What I learned today at SIGGRAPH 2010, day 2

User interfaces for tweakable settings

For those unfamiliar with the field, tweaking a computer graphics rendering often involves playing with dozens of values, some with obvious meanings (colour), some less obvious (randomness). Lots of people have spent lots of time trying to refine these models, but today at SIGGRAPH 2010 a paper about user studies on a subset of these parameter-tweaking interfaces was presented.

In this study, three types of interfaces were evaluated: two which amounted to tweaking numeric values using sliders, and one which involved searching for the type of effect you’re looking for visually. The study consisted of users trying to match given outputs using the three methods as well as creating an entirely new rendering to fit in with an existing scene. The users who were participating in this study were all novices: they’d never done any rendering before this study.

Everyone involved followed the same pattern: playing with the controls to get a handle on what each of them does, then “blocking out” the values (getting them in the neighbourhood of correct) and moving on to the next set. Then, once each of the values was sort of correct, you go back and tweak the rendering by smaller and smaller amounts until you converge on the correct output.

Interestingly, though, users found (and the amount of time spent to get the correct value agreed with them) the slider interfaces about equally easy, and much easier than the visual search. In many cases, users artificially constrained their visual search to a slider-like couple of results in order to make their search easier. The visual search was found too cumbersome; while blocking was around as easy, tweaking was much more difficult.

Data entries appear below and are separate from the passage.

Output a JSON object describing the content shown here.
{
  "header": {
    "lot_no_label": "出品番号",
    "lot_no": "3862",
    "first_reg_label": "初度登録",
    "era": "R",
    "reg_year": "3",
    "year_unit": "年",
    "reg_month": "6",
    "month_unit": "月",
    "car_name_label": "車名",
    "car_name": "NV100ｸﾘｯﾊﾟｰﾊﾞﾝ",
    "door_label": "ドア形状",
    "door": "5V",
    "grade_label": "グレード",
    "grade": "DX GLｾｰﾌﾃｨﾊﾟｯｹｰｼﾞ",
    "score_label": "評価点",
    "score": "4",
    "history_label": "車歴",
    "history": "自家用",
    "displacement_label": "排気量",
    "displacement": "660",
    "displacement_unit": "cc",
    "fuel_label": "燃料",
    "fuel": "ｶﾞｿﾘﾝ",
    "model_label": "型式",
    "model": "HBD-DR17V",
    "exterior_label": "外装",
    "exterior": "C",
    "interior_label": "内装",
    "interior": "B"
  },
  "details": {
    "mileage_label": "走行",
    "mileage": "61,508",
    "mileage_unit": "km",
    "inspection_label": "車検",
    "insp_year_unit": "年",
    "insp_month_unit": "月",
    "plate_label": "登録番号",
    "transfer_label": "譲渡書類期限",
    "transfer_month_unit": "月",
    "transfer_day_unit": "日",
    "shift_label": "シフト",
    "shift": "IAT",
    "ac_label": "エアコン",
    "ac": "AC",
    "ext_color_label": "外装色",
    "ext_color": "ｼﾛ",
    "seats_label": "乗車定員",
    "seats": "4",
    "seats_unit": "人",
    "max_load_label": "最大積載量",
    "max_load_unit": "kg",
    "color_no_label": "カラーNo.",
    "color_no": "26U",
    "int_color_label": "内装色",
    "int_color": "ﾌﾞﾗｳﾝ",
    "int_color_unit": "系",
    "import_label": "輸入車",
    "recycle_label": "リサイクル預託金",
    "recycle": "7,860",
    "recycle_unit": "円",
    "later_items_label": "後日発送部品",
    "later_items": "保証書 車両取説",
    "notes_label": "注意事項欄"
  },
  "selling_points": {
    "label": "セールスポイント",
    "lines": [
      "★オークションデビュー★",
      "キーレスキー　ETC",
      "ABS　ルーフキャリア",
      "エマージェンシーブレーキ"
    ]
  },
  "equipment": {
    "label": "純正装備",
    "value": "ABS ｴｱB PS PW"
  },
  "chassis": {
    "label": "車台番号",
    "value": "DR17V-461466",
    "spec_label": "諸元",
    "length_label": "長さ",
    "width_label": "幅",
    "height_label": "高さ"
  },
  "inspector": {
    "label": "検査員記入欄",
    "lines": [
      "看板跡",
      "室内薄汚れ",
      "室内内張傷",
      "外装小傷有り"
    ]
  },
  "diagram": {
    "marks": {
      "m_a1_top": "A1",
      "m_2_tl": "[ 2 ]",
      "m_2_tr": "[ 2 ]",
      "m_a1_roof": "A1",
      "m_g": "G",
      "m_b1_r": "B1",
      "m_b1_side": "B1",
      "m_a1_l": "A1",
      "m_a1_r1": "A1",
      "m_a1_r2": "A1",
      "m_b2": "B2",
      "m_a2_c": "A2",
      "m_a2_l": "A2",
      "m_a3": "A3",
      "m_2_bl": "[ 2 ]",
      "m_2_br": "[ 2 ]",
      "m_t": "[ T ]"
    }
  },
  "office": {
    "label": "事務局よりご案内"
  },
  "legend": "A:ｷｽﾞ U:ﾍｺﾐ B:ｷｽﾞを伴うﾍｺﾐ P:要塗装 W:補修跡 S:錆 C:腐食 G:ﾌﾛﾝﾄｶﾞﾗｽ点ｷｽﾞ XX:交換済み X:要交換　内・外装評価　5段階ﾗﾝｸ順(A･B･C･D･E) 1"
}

However, precisely the opposite was found when the task was to generate something new to fit in with an existing scene. While the visual search was still just as difficult to tweak, its more unconstrained nature made it much easier for users to find something they liked as a starting point, and in the end users were happier with their results than with the slider-based approach.

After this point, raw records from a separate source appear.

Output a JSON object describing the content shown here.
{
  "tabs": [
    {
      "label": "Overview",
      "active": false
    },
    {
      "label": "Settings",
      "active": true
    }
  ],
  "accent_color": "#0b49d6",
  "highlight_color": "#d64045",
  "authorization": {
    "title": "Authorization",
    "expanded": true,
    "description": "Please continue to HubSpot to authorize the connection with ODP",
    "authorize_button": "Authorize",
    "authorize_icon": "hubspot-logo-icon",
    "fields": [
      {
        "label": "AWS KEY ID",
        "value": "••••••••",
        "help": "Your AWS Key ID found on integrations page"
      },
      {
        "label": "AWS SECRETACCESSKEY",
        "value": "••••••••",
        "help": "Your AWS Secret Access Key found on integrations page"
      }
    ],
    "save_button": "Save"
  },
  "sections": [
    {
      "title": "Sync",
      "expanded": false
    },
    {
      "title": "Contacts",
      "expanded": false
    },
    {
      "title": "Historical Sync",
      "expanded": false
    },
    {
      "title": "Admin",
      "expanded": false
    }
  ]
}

What is the take-away message? In my mind, it’s that, when you need to make small changes iterating towards a goal, providing a highly granular and more easily tweakable interface is of utmost importance; however, when you’re just starting to create something, providing a more visceral, less controllable interface gives users a good starting point. Ideally, you’d provide a hybrid of both approaches, allowing users to define their direction in broad strokes and then tweak it quickly using more detailed controls.

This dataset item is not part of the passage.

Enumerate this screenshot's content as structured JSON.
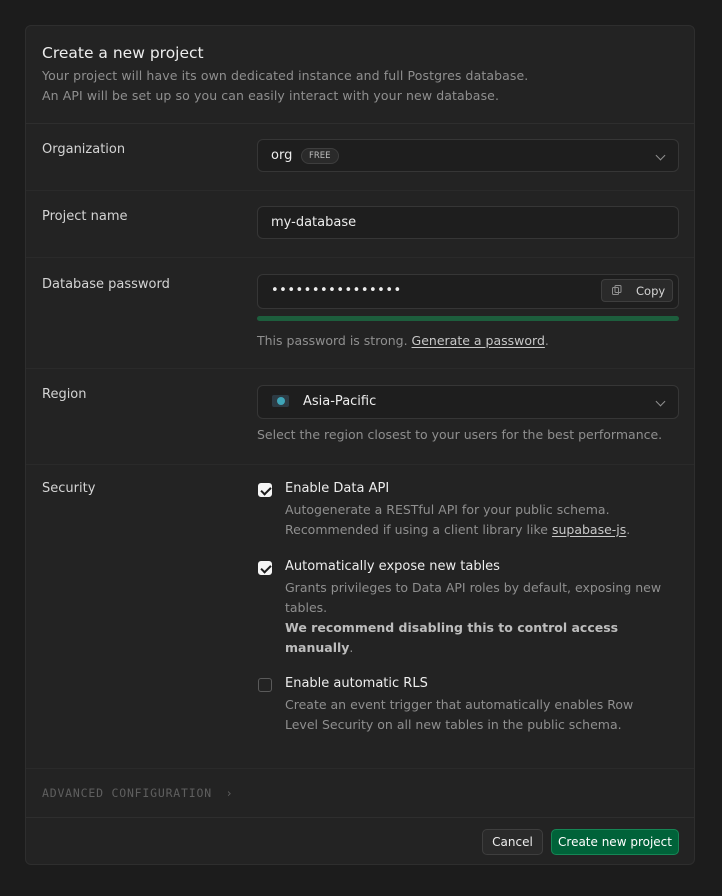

Computer Graphics in history

I went to a presentation given by Richard Chuang (formerly from PDI) and Ed Catmull (from Pixar, and CG lore). It focused on a course that Catmull and Jim Blinn taught at Berkeley in 1980, and which Chuang audited via a microwave link to his workplace at HP. There was a lot of history of computer graphics in this course, and it was quite transformational in Chuang’s life; a year later he helped found PDI, which was later bought by Dreamworks.

The most important thing I took from this panel presentation was that you should always start with the hardest part of your project, because the easier parts will be informed by the choices you make. The specific example given was the choice many initial implementers of hidden-surface algorithms (occlusion, depth buffers, etc) made to ignore anti-aliasing, figuring it was a simple extension of their work. As it turns out, anti-aliasing is hard, and it is made even harder if your hidden-surface algorithm throws away data that you’d need to anti-alias, like the specific points in your polygons.

2 comments

  1. Please cite the paper you reviewed on tweakable settings.